MIT developed AI capable of detecting and creating fake images

Digital image rendering and editing can take hours and hours, but researchers from MIT and IBM want to change that.

Specifically, the researchers trained AI how to create photographs from zero and cleverly edit the objects present in the image. Although this AI will give advantages to artists and designers, it also shows us how the neural networks see and learn the context, and the team hopes to improve. This tool is a product that can detect fake or edited photos.

Picture 1 of MIT developed AI capable of detecting and creating fake images
Instead of adding a tree yourself to the image, you can tell the tool to place the object in the position you want.

Named GANpaint Studio , instead of manually adding a tree to the image, you can tell the tool to place the object in the position you want, and it will add the most suitable tree to the context of the image. . You can also delete objects, such as deleting a chair from the kitchen photo, for example. Although there are still many things to be done, the team hopes GANpaint Studio will one day be able to edit video clips, so that movie editors can use AI to add an important element. that was missed from the frame while shooting.

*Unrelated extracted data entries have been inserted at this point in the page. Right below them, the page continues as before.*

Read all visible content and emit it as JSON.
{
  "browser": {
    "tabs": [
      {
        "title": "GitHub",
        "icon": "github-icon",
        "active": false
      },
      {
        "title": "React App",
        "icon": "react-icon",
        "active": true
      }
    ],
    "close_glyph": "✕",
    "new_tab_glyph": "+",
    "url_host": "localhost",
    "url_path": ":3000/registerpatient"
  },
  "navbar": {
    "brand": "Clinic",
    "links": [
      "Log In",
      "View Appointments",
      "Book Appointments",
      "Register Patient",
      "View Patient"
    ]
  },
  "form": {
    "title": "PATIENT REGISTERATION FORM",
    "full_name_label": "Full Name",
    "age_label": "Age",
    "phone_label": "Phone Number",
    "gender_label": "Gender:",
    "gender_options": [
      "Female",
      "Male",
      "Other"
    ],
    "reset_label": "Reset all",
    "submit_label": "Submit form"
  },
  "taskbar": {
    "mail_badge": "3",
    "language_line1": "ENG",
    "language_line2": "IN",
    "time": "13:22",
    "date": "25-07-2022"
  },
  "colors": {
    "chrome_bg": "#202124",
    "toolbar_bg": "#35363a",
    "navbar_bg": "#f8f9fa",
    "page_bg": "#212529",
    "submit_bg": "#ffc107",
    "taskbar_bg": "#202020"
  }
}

It is quite interesting that during the development of GANpain Studios, the researchers were surprised to discover that the system learned simple rules about the relationship between objects - like a wing. The door cannot be placed in the sky. Because GANpaint Studio uses GAN - a set of neural networks developed to compete with each other - it is forced to show its arguments to the decisions made, as to why it is impossible to place a bunch clouds on the grass . That information can help researchers better understand the neural networks about the context, and what they think in common sense.

"Although GANpain Studios makes it easier to create fake photos, it also helps computer scientists detect fake photos." You need to know your opponent before you can fight it. " - Jun- Yan Zhu, co-author of the study, said.